The pipelines used for the hackathon were developed by Justin Ellis and Steve Taylor, postdoctoral researchers at the Jet Propulsion Laboratory (JPL). The duo prepared ipython notebooks to isolate the main bottlenecks in the analysis. By using ipython notebooks code developers could interactively quantify whether the use of new libraries or new pieces of code provided a significant speed up in the analysis.

Blue Waters team members Timothy Bouvet, Roland Haas, Sharif Islam, and Colin MacLean joined the hackers, contributing their expertise to provide access to the system and the stable ipython notebook platform needed to optimize NANOGrav’s pipelines.

A python library was implemented in the pipelines to take advantage of the properties of sparse matrices, which are common in pulsar timing analysis. This improvement accelerated the analysis by at least a factor of two. Another linear algebra bottleneck was related to the computation of matrix multiplications. This process is repeated according to the number of pulsars used in the analysis—currently about 50 times. openMP was implemented to further accelerate this analysis.

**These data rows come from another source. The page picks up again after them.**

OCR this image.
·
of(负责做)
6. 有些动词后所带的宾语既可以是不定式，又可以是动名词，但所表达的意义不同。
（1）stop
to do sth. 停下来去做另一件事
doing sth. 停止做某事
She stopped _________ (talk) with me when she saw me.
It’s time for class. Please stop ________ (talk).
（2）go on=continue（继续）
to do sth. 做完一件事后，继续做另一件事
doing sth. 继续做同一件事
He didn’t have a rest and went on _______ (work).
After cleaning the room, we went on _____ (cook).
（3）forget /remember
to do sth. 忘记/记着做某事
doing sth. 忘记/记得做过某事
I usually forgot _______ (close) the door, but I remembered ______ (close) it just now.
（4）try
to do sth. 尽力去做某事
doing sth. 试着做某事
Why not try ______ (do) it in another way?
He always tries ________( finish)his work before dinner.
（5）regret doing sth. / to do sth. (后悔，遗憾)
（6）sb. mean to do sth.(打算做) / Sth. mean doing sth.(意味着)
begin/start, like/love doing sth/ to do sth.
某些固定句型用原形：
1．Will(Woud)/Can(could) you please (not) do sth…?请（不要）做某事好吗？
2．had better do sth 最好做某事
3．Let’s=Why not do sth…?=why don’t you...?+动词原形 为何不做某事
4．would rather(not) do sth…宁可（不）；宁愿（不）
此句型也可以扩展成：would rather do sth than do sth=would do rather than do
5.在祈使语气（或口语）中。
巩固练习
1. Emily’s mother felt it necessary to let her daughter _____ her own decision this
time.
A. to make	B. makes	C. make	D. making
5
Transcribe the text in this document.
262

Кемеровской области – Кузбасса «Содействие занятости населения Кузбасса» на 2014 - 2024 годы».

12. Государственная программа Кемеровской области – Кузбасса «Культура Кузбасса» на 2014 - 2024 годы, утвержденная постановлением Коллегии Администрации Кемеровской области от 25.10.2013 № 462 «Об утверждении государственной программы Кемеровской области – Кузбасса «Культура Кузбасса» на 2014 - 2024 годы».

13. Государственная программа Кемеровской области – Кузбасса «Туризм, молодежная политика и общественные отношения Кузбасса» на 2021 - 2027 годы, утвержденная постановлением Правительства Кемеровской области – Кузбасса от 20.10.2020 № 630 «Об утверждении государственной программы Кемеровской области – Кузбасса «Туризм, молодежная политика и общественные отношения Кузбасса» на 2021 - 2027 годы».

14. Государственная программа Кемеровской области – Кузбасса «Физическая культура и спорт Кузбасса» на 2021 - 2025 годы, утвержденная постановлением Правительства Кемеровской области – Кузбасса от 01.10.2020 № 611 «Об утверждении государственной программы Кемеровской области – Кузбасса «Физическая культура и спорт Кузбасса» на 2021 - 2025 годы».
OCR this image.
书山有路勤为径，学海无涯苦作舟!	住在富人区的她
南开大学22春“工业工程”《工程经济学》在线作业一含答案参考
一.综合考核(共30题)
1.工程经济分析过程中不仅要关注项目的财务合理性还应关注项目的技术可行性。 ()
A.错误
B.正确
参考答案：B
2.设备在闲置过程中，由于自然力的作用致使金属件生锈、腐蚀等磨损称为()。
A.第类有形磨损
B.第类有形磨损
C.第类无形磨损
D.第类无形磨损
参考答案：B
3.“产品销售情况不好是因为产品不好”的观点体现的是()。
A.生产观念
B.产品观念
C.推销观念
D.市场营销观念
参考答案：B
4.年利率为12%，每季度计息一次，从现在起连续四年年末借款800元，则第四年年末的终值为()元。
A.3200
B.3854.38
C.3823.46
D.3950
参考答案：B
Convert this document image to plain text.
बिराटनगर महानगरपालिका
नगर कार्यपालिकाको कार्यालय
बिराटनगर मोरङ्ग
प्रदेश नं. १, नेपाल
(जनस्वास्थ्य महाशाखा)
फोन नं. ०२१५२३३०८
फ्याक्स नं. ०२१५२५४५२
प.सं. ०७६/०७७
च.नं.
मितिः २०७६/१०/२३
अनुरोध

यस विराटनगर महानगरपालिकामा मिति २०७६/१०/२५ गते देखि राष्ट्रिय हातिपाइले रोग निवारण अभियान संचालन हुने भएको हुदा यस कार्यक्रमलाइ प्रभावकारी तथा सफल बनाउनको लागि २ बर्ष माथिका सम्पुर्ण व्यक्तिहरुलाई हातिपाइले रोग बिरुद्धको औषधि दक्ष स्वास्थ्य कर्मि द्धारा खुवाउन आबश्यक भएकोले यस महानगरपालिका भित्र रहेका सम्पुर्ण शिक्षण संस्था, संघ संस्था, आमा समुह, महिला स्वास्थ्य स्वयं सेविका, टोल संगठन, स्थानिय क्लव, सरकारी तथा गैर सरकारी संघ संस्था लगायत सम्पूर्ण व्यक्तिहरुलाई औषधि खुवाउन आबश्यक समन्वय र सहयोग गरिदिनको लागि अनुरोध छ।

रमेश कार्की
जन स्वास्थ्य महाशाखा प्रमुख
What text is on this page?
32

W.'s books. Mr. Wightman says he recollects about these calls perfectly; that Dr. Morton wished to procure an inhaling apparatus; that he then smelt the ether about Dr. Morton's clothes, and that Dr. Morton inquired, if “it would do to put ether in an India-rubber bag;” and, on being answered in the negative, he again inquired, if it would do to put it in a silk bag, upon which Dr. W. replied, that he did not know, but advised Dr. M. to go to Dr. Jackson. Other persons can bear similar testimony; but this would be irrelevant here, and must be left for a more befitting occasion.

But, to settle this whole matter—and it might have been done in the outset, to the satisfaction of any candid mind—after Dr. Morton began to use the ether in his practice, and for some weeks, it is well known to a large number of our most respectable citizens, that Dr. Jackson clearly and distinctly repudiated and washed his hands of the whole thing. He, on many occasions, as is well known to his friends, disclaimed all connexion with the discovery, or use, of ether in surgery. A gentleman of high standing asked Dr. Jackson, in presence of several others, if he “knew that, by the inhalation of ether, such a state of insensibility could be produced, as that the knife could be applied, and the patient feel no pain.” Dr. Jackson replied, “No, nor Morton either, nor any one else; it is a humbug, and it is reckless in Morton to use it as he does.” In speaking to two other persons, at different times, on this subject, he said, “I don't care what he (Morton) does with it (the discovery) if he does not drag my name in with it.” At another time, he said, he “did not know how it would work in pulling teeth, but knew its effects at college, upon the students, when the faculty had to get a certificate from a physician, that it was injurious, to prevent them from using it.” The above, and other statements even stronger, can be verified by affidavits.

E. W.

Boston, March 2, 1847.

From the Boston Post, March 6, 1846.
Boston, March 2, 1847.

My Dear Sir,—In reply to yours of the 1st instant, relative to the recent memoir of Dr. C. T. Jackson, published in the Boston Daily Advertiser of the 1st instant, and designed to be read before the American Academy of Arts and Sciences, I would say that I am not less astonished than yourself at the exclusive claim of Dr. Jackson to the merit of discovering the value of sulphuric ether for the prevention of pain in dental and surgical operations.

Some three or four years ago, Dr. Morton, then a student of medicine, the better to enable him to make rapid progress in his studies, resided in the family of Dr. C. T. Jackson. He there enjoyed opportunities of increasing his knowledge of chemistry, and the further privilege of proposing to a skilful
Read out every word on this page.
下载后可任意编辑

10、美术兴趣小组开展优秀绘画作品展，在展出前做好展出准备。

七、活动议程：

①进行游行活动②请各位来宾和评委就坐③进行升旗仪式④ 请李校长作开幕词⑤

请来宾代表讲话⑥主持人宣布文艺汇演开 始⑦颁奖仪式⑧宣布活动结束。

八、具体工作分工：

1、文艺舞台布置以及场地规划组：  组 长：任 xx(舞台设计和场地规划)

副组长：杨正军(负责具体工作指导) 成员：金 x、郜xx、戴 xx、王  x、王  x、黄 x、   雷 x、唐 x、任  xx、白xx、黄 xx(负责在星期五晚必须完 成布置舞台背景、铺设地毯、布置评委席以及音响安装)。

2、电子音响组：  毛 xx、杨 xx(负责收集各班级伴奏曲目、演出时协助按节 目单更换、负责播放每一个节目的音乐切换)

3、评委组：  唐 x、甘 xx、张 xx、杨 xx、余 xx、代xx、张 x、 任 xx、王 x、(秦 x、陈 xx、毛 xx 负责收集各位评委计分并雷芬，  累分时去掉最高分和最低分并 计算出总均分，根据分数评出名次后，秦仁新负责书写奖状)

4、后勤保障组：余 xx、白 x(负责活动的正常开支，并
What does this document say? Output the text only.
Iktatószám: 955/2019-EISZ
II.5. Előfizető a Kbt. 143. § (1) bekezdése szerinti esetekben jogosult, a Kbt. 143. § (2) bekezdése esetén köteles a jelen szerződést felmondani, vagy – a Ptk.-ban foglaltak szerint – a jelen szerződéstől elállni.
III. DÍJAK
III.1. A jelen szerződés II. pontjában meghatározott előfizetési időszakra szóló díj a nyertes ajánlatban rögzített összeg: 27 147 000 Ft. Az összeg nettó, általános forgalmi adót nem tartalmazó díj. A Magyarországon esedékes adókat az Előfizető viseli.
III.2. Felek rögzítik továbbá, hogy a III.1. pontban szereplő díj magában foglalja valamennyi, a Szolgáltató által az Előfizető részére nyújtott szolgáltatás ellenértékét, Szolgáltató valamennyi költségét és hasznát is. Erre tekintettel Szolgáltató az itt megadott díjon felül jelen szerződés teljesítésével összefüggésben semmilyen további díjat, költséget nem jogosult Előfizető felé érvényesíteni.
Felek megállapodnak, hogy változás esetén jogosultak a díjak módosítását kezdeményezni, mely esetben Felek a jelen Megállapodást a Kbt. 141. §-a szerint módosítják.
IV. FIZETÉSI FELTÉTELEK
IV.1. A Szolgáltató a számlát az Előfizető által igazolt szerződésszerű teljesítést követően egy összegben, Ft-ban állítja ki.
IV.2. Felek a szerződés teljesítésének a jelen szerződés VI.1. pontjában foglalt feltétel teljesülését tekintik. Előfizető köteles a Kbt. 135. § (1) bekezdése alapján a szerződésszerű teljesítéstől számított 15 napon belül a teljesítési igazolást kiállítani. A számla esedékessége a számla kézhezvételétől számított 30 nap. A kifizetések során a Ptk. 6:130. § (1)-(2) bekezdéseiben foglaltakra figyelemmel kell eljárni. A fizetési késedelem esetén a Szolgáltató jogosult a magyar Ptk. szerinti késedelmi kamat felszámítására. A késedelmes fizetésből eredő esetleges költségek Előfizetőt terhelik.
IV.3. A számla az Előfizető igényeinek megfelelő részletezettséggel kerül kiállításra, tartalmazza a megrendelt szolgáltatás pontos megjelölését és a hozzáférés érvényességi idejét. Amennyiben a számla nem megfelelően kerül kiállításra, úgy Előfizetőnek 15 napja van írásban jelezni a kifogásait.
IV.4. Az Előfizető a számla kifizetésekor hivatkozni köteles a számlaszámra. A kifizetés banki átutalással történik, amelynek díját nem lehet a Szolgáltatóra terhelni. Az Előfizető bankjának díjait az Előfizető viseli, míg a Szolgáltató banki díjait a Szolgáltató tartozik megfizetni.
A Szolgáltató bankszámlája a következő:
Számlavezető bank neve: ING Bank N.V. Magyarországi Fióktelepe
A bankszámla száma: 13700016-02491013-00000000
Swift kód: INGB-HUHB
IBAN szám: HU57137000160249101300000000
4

NANOGravers and undergraduates, graduates, and postdocs from the University of Illinois at Urbana-Champaign were instructors and code developers. They included instructors: Adam Brazier (Cornell), Justin Ellis (JPL), Nate Garver-Daniels (WVU), Roland Haas (NCSA), Eliu Huerta (NCSA), Steve Taylor (JPL), and code developers: Arian Azin (Illinois), Paul Baker (WVU), Patrick Dean Mullen (Illinois), Mark Dewing (Illinois), Daniel George (Dept. of Astronomy at Illinois and NCSA), Miguel Holgado, Michael Katolik, and Wei-Ting Liao, all with the Dept. of Astronomy at Illinois, and Kedar Phadke (Illinois).